Dáil debates

Thursday, 9 December 2010

Social Welfare Bill 2010: Second Stage (Resumed)

 

12:00 pm

Photo of Seymour CrawfordSeymour Crawford (Cavan-Monaghan, Fine Gael)

I cannot say I welcome the opportunity to speak on this Bill because it is not a welcome piece of legislation. I refer to the contribution of the Minister of State, Deputy Mary Alexandra White of the Green Party. Yesterday she literally claimed everything that was good or what she regarded as good. She said that only for the Green Party education would be in a much worse state. She claimed the Green Party was getting a mayor for Dublin. This is a big issue in the country. She even claimed that it was as a result of the work of the Green Party that 7,000 hectares of forestry was planted this year. When Fine Gael was last in Government in 1996, a total of 25,000 hectares was planted and there was no word of the Green Party then. The sooner there is no word of the Green Party now, the better for this country. Where does the Green Party stand today?

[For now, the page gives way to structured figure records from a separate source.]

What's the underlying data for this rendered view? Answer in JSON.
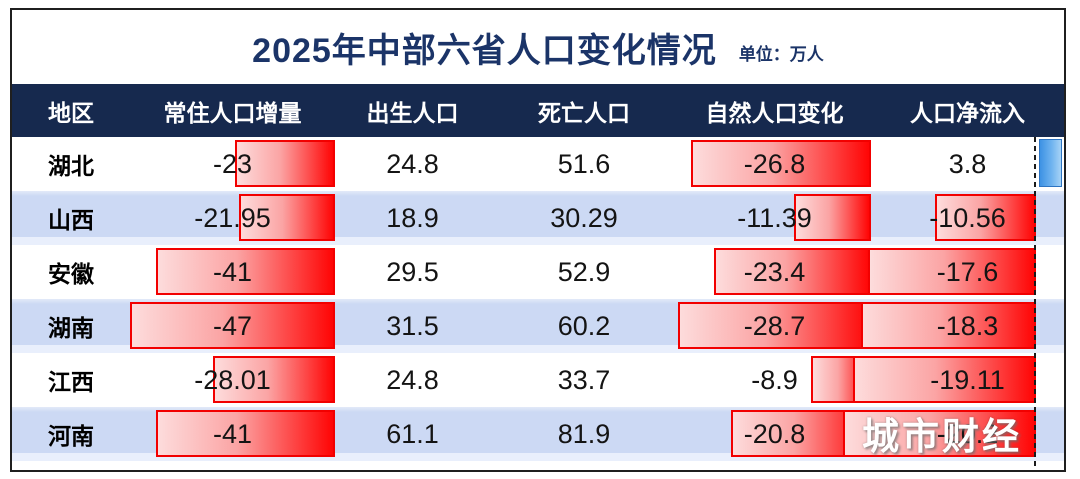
{
  "title": {
    "text": "2025年中部六省人口变化情况",
    "unit": "单位：万人"
  },
  "table": {
    "columns": [
      {
        "key": "region",
        "label": "地区",
        "bar": false
      },
      {
        "key": "resident_change",
        "label": "常住人口增量",
        "bar": true
      },
      {
        "key": "births",
        "label": "出生人口",
        "bar": false
      },
      {
        "key": "deaths",
        "label": "死亡人口",
        "bar": false
      },
      {
        "key": "natural_change",
        "label": "自然人口变化",
        "bar": true
      },
      {
        "key": "net_inflow",
        "label": "人口净流入",
        "bar": true
      }
    ],
    "rows": [
      {
        "region": "湖北",
        "resident_change": -23,
        "births": 24.8,
        "deaths": 51.6,
        "natural_change": -26.8,
        "net_inflow": 3.8
      },
      {
        "region": "山西",
        "resident_change": -21.95,
        "births": 18.9,
        "deaths": 30.29,
        "natural_change": -11.39,
        "net_inflow": -10.56
      },
      {
        "region": "安徽",
        "resident_change": -41,
        "births": 29.5,
        "deaths": 52.9,
        "natural_change": -23.4,
        "net_inflow": -17.6
      },
      {
        "region": "湖南",
        "resident_change": -47,
        "births": 31.5,
        "deaths": 60.2,
        "natural_change": -28.7,
        "net_inflow": -18.3
      },
      {
        "region": "江西",
        "resident_change": -28.01,
        "births": 24.8,
        "deaths": 33.7,
        "natural_change": -8.9,
        "net_inflow": -19.11
      },
      {
        "region": "河南",
        "resident_change": -41,
        "births": 61.1,
        "deaths": 81.9,
        "natural_change": -20.8,
        "net_inflow": -20.2
      }
    ]
  },
  "watermark": {
    "text": "城市财经"
  },
  "colors": {
    "header_bg": "#16294e",
    "title_text": "#1b3468",
    "row_alt_bg": "#ccd9f4",
    "bar_gradient_start": "#fddcdc",
    "bar_gradient_end": "#ff0505",
    "bar_border": "#f20000",
    "scroll_thumb_blue": "#6fb3ef"
  }
}
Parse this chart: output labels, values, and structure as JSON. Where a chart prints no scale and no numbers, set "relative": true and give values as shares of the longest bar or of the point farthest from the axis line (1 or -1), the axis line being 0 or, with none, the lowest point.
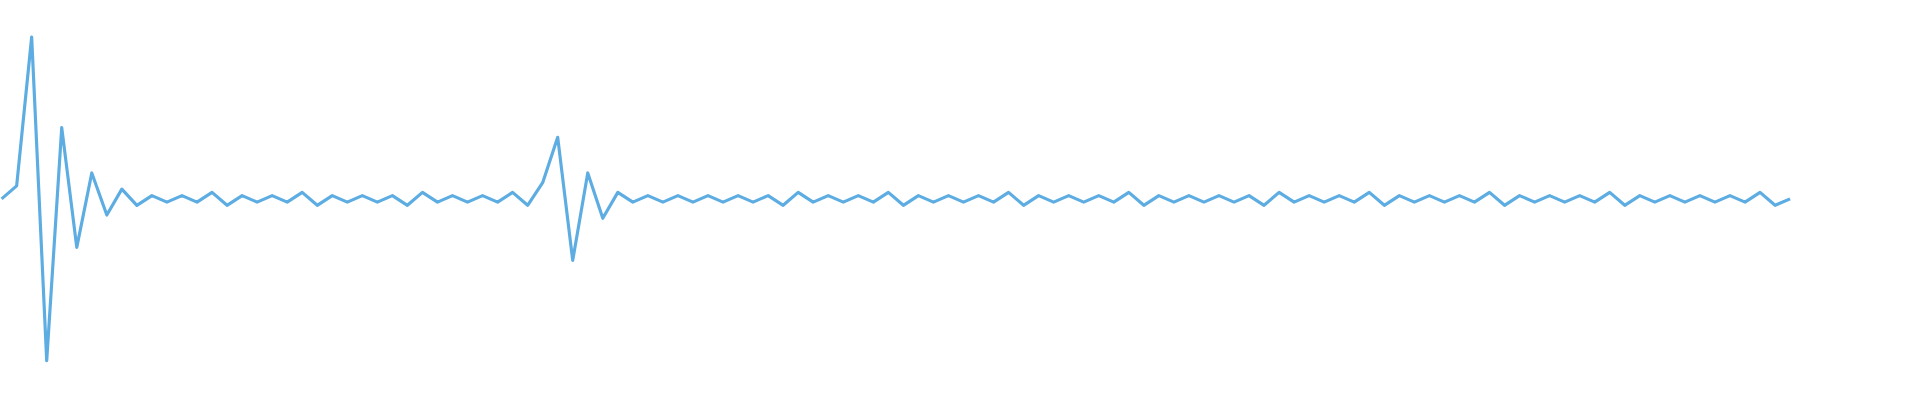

Fine Gael agrees on the necessity to make cuts of €6 billion but there are better ways of making those cuts than cutting payments to widows, to the blind, to carers and to the disabled. I will be leaving this House when the next general election is called. I understand the arithmetic of the situation. The cut in the old-age pension in 1924 has been hung around Fine Gael's neck - Cumann na nGaedheal at that time - ever since. I question the logic of cutting payments to the weakest in society when a small cut across the board would have had the same effect and would be less harmful. For instance, is an elderly couple on €460 a week deemed to need more than a widow with three children and a mortgage and many other expenses?